Betweenness Centrality

Introduction

Betweenness Centrality is a graph algorithm that quantifies the importance of a node based on the number of shortest paths that pass through it. Nodes that frequently occur on shortest paths between other nodes have higher betweenness centrality scores. This makes the algorithm useful for identifying key connectors or brokers within a network.

Algorithm Overview

The core idea of Betweenness Centrality is that a node is more important if it lies on many of the shortest paths connecting other nodes. It’s particularly useful in understanding information flow or communication efficiency in a graph.

For example, in a social network, a person who frequently connects otherwise unconnected groups would have high betweenness centrality.

Syntax

The procedure accepts an optional configuration map:

CALL algo.betweenness({
  nodeLabels: [<node_label>],
  relationshipTypes: [<relationship_type>],
  samplingSize: <int>,
  samplingSeed: <int>
})
YIELD node, score

Parameters

Name	Type	Description	Default
`nodeLabels`	Array	(Optional) List of node labels to include in the computation.	`[]` (all labels)
`relationshipTypes`	Array	(Optional) List of relationship types to traverse.	`[]` (all relationship types)
`samplingSize`	Integer	(Optional) Number of randomly sampled source nodes used to approximate betweenness centrality.
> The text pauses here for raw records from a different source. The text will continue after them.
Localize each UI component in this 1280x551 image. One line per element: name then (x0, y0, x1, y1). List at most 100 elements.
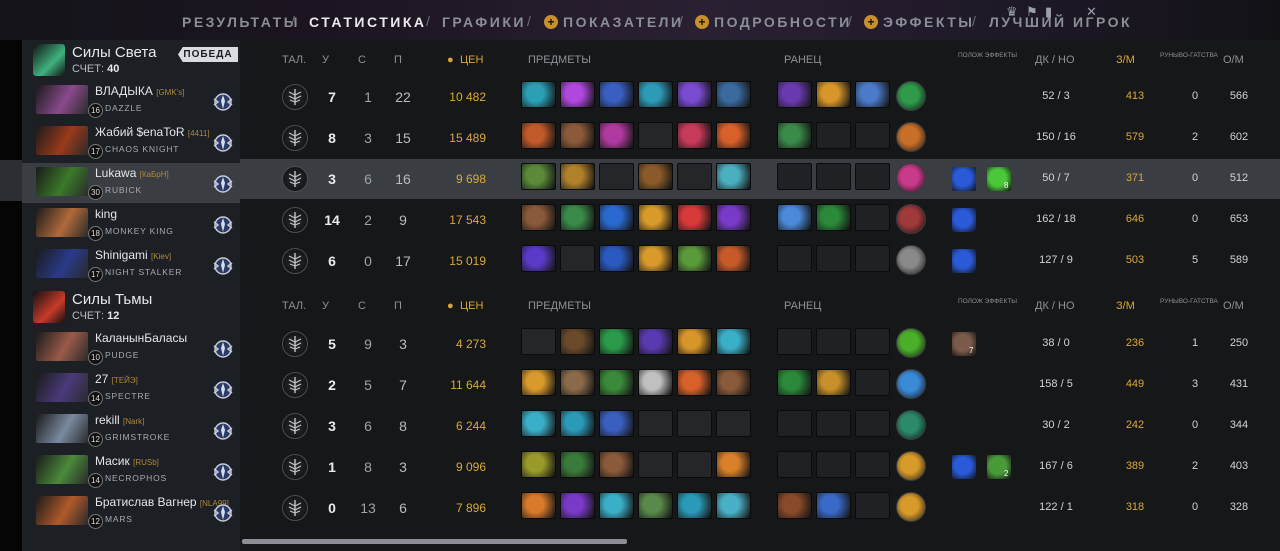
column-header-buffs[interactable]: ПОЛОЖ ЭФФЕКТЫ (958, 298, 1017, 306)
empty-backpack-slot[interactable] (777, 245, 812, 272)
neutral-item-icon[interactable] (896, 163, 926, 193)
item-slot-icon[interactable] (521, 204, 556, 231)
backpack-item-icon[interactable] (816, 204, 851, 231)
empty-item-slot[interactable] (560, 245, 595, 272)
column-header-assists[interactable]: П (394, 54, 402, 66)
close-icon[interactable]: ✕ (1086, 4, 1097, 20)
item-slot-icon[interactable] (677, 328, 712, 355)
backpack-item-icon[interactable] (777, 204, 812, 231)
item-slot-icon[interactable] (599, 122, 634, 149)
item-slot-icon[interactable] (599, 204, 634, 231)
backpack-item-icon[interactable] (777, 369, 812, 396)
item-slot-icon[interactable] (716, 245, 751, 272)
column-header-networth[interactable]: ЦЕН (460, 54, 483, 66)
item-slot-icon[interactable] (560, 163, 595, 190)
column-header-deaths[interactable]: С (358, 54, 366, 66)
neutral-item-icon[interactable] (896, 245, 926, 275)
player-card[interactable]: 17 Жабий $enaToR [4411] CHAOS KNIGHT (22, 122, 240, 162)
item-slot-icon[interactable] (560, 369, 595, 396)
buff-effect-icon[interactable] (952, 208, 976, 232)
item-slot-icon[interactable] (560, 328, 595, 355)
table-row[interactable]: 5 9 3 4 273 7 38 / 0 236 1 250 (240, 324, 1280, 364)
item-slot-icon[interactable] (638, 369, 673, 396)
item-slot-icon[interactable] (521, 369, 556, 396)
item-slot-icon[interactable] (716, 122, 751, 149)
tab-2[interactable]: СТАТИСТИКА (309, 14, 427, 30)
neutral-item-icon[interactable] (896, 122, 926, 152)
item-slot-icon[interactable] (677, 204, 712, 231)
backpack-item-icon[interactable] (816, 81, 851, 108)
neutral-item-icon[interactable] (896, 81, 926, 111)
column-header-buffs[interactable]: ПОЛОЖ ЭФФЕКТЫ (958, 52, 1017, 60)
table-row[interactable]: 1 8 3 9 096 2 167 / 6 389 2 403 (240, 447, 1280, 487)
neutral-item-icon[interactable] (896, 451, 926, 481)
empty-item-slot[interactable] (716, 410, 751, 437)
buff-effect-icon[interactable] (952, 167, 976, 191)
table-row[interactable]: 14 2 9 17 543 162 / 18 646 0 653 (240, 200, 1280, 240)
empty-backpack-slot[interactable] (855, 369, 890, 396)
column-header-backpack[interactable]: РАНЕЦ (784, 300, 821, 312)
column-header-items[interactable]: ПРЕДМЕТЫ (528, 300, 591, 312)
column-header-runes[interactable]: РУНЫВО-ГАТСТВА (1160, 298, 1218, 306)
item-slot-icon[interactable] (521, 122, 556, 149)
empty-backpack-slot[interactable] (855, 492, 890, 519)
empty-backpack-slot[interactable] (855, 451, 890, 478)
player-card[interactable]: 12 Братислав Вагнер [NLA99] MARS (22, 492, 240, 532)
neutral-item-icon[interactable] (896, 369, 926, 399)
empty-backpack-slot[interactable] (855, 410, 890, 437)
table-row[interactable]: 0 13 6 7 896 122 / 1 318 0 328 (240, 488, 1280, 528)
item-slot-icon[interactable] (716, 369, 751, 396)
table-row[interactable]: 3 6 16 9 698 8 50 / 7 371 0 512 (240, 159, 1280, 199)
empty-backpack-slot[interactable] (777, 451, 812, 478)
item-slot-icon[interactable] (599, 410, 634, 437)
backpack-item-icon[interactable] (777, 81, 812, 108)
empty-backpack-slot[interactable] (855, 245, 890, 272)
backpack-item-icon[interactable] (816, 369, 851, 396)
item-slot-icon[interactable] (599, 328, 634, 355)
tab-4[interactable]: ПОКАЗАТЕЛИ (563, 14, 684, 30)
item-slot-icon[interactable] (677, 369, 712, 396)
table-row[interactable]: 8 3 15 15 489 150 / 16 579 2 602 (240, 118, 1280, 158)
column-header-gpm[interactable]: З/М (1116, 300, 1135, 312)
column-header-talents[interactable]: ТАЛ. (282, 54, 306, 66)
tab-5[interactable]: ПОДРОБНОСТИ (714, 14, 852, 30)
item-slot-icon[interactable] (560, 410, 595, 437)
item-slot-icon[interactable] (521, 451, 556, 478)
item-slot-icon[interactable] (560, 492, 595, 519)
item-slot-icon[interactable] (599, 451, 634, 478)
item-slot-icon[interactable] (521, 81, 556, 108)
neutral-item-icon[interactable] (896, 410, 926, 440)
empty-backpack-slot[interactable] (855, 163, 890, 190)
item-slot-icon[interactable] (521, 492, 556, 519)
column-header-talents[interactable]: ТАЛ. (282, 300, 306, 312)
player-card[interactable]: 14 27 [ТЕЙЭ] SPECTRE (22, 369, 240, 409)
item-slot-icon[interactable] (716, 163, 751, 190)
empty-item-slot[interactable] (638, 451, 673, 478)
empty-backpack-slot[interactable] (816, 328, 851, 355)
empty-item-slot[interactable] (677, 451, 712, 478)
column-header-backpack[interactable]: РАНЕЦ (784, 54, 821, 66)
player-card[interactable]: 12 rekill [Nark] GRIMSTROKE (22, 410, 240, 450)
column-header-runes[interactable]: РУНЫВО-ГАТСТВА (1160, 52, 1218, 60)
item-slot-icon[interactable] (638, 328, 673, 355)
talent-tree-icon[interactable] (282, 331, 308, 357)
empty-item-slot[interactable] (599, 163, 634, 190)
buff-effect-icon[interactable] (952, 249, 976, 273)
item-slot-icon[interactable] (677, 122, 712, 149)
empty-backpack-slot[interactable] (777, 328, 812, 355)
player-card[interactable]: 17 Shinigami [Kiev] NIGHT STALKER (22, 245, 240, 285)
item-slot-icon[interactable] (560, 81, 595, 108)
item-slot-icon[interactable] (560, 451, 595, 478)
empty-backpack-slot[interactable] (855, 328, 890, 355)
item-slot-icon[interactable] (677, 245, 712, 272)
column-header-gpm[interactable]: З/М (1116, 54, 1135, 66)
item-slot-icon[interactable] (677, 81, 712, 108)
column-header-networth[interactable]: ЦЕН (460, 300, 483, 312)
neutral-item-icon[interactable] (896, 204, 926, 234)
buff-effect-icon[interactable]: 2 (987, 455, 1011, 479)
item-slot-icon[interactable] (638, 81, 673, 108)
item-slot-icon[interactable] (599, 492, 634, 519)
backpack-item-icon[interactable] (816, 492, 851, 519)
buff-effect-icon[interactable]: 7 (952, 332, 976, 356)
backpack-item-icon[interactable] (855, 81, 890, 108)
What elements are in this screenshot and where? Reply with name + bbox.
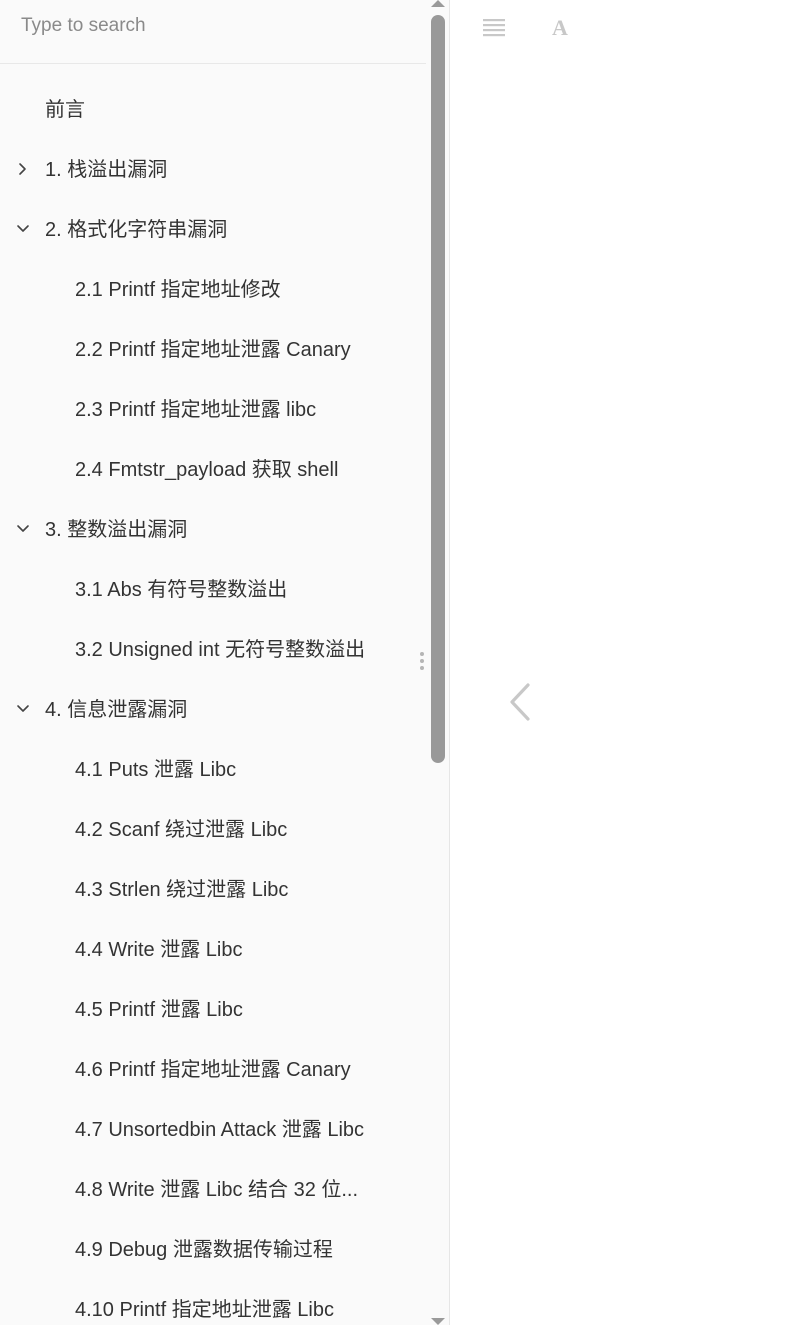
sidebar-resize-handle[interactable]: [419, 652, 425, 672]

Larger values usually improve accuracy but increase runtime. If `samplingSize` exceeds the number of eligible source nodes (nodes matching `nodeLabels`), all eligible source nodes are used.	`32`
`samplingSeed`	Integer	(Optional) Random seed used when sampling source nodes. Use a fixed value for reproducible results. If omitted (or set to `0`), a time-based seed is used and results may vary between runs.	`0` (time-based)

Yield

Name	Type	Description
`node`	Node	The node being evaluated
`score`	Float	The betweenness centrality score for the node

Example

Let’s take this Social Graph as an example:

Create the Graph

CREATE 
  (a:Person {name: 'Alice'}),
  (b:Person {name: 'Bob'}),
  (c:Person {name: 'Charlie'}),
  (d:Person {name: 'David'}),
  (e:Person {name: 'Emma'}),
  (a)-[:FRIEND]->(b),
  (b)-[:FRIEND]->(c),
  (b)-[:FRIEND]->(d),
  (c)-[:FRIEND]->(e),
  (d)-[:FRIEND]->(e)

Run Betweenness Centrality - Sort Persons by importance based on FRIEND relationship

CALL algo.betweenness({
    'nodeLabels': ['Person'], 
    'relationshipTypes': ['FRIEND']
    })
YIELD node, score
RETURN node.name AS person, score
ORDER BY score DESC

Expected result:

person	score
`Bob`	6
`Charlie`	2
`David`	2
`Alice`	0
`Emma`	0

Usage Notes

Scores are based on all shortest paths between node pairs.
Nodes that serve as bridges between clusters tend to score higher.
Betweenness Centrality can be computationally expensive on large, dense graphs.
Use samplingSize to trade accuracy for performance (larger samples are slower but usually more accurate).
Set samplingSeed to a fixed value to make runs reproducible; if you omit it, results may vary between runs due to random sampling.

Frequently Asked Questions 5

What is the call syntax for Betweenness Centrality?

Use CALL algo.betweenness({nodeLabels: ['Label'], relationshipTypes: ['TYPE']}) YIELD node, score. All configuration parameters are optional.

Why do my results change between runs?

By default, the algorithm uses random sampling with a time-based seed. Set samplingSeed to a fixed integer value (e.g. samplingSeed: 42) for reproducible results.

How does samplingSize affect accuracy?

The samplingSize parameter controls how many source nodes are sampled for approximation. Larger values yield more accurate results but increase computation time. The default is 32.

When should I use Betweenness Centrality vs PageRank?

Use Betweenness Centrality to find bridge or broker nodes connecting different clusters. Use PageRank to measure overall node influence based on incoming link quantity and quality.

Can Betweenness Centrality run on large graphs?

Yes, but it can be expensive on very large, dense graphs. Use the samplingSize parameter to trade accuracy for speed, and filter with nodeLabels/relationshipTypes to reduce the computation scope.